The Nuclear Morality Flowchart is intended to enable ordinary citizens of actual or aspiring nuclear weapons states, to resolve for themselves the moral acceptability of possessing and deploying nuclear weapons as a deterrent. One objective therefore has been to make it available in the languages of all the relevant states. Translation is not easy because the graphical method of presenting the questions depends on economy of words along with precise meaning, but thanks to some hard work by a professional in the field, we now have the flowchart and its supporting notes available in Chinese. Traditonal Chinese / Simplified Chinese
In some ways China appears to be the most reasonable of the nuclear weapons states, although recent efforts to maintain the credibility of deterrence in the face of western technical and numerical superiority may be moving them in a more dangerous direction. To the 122 UN member states that agreed the Treaty on Prohibition of Nuclear Weapons (TPNW) 50 of which have already ratified the treaty, bringing it into legal force on 22nd January 2021, the failure to renounce the retention of means for indiscriminate slaughter of humanity on an apocalyptic scale is clearly unacceptable.

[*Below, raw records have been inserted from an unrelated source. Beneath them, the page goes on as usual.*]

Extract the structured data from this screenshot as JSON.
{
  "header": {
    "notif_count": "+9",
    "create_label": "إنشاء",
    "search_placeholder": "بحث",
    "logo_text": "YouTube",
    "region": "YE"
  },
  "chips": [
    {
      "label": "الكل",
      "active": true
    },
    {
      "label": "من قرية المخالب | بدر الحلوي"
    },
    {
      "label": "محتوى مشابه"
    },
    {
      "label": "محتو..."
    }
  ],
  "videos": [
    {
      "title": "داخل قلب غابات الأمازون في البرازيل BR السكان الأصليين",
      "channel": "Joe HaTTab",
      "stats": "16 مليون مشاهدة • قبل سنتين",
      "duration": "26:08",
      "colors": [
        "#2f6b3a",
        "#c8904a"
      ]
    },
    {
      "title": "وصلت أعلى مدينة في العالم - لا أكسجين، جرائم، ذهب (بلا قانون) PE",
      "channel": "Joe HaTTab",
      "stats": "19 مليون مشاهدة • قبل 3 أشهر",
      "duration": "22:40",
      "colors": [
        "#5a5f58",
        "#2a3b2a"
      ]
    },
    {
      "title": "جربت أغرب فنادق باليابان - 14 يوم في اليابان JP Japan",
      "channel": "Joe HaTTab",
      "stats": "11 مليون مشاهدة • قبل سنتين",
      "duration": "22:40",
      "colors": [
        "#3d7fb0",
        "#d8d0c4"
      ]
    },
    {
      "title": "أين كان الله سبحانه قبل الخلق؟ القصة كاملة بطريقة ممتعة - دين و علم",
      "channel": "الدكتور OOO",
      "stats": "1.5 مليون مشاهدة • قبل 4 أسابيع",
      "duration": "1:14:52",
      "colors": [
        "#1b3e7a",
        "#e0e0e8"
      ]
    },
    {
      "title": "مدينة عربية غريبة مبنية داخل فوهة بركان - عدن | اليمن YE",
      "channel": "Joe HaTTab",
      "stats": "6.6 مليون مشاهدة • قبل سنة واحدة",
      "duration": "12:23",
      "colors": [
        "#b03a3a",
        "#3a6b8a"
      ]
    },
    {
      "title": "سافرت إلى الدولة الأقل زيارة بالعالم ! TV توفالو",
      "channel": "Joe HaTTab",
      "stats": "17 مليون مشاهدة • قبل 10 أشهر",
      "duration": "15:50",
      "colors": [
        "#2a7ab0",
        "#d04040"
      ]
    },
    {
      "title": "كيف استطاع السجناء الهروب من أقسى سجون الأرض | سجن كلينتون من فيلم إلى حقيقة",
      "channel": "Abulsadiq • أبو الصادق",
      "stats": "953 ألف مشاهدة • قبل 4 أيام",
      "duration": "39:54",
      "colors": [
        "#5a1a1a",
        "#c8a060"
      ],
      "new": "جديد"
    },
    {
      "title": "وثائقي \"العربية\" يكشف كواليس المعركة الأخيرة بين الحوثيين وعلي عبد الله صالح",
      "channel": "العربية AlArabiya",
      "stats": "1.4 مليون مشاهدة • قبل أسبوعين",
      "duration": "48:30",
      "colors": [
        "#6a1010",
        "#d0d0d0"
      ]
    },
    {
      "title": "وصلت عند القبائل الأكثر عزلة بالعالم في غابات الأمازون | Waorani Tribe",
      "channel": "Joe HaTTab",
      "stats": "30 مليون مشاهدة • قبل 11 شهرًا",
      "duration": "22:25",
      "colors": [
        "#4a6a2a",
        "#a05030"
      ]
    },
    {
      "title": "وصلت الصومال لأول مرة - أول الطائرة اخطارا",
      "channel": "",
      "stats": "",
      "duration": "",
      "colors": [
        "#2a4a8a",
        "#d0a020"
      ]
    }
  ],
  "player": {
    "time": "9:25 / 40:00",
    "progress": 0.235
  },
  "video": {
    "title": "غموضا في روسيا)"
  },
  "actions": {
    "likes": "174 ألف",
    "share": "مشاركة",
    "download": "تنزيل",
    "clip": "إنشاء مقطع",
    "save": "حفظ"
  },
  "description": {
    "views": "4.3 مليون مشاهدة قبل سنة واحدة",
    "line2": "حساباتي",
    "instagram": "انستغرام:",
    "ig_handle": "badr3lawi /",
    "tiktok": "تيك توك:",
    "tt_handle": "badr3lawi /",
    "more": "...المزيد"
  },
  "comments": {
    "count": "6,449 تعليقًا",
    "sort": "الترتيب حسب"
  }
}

But there are some remedial factors in this dark picture. China was the last of the original P5 states to acquire nuclear weapons; its nuclear arsenal has been among the smallest; and alone among the nuclear weapons states, China declares a policy of No First Use. The implacable opposition to the TPNW shown by the western allies has not been shared by China. With its more pragmatic attitude China might have cooperated in development of the Treaty in any less aggressive time.
We hope that use of the Nuclear Morality Flowchart by citizens at all levels of involvement, can be some small help in developing an ethically-based policy that could lead China out of the nuclear nightmare. Now that we have the Treaty as a practical way forward based in ethical and humanitarian principles, any such move could have a powerful leadership effect.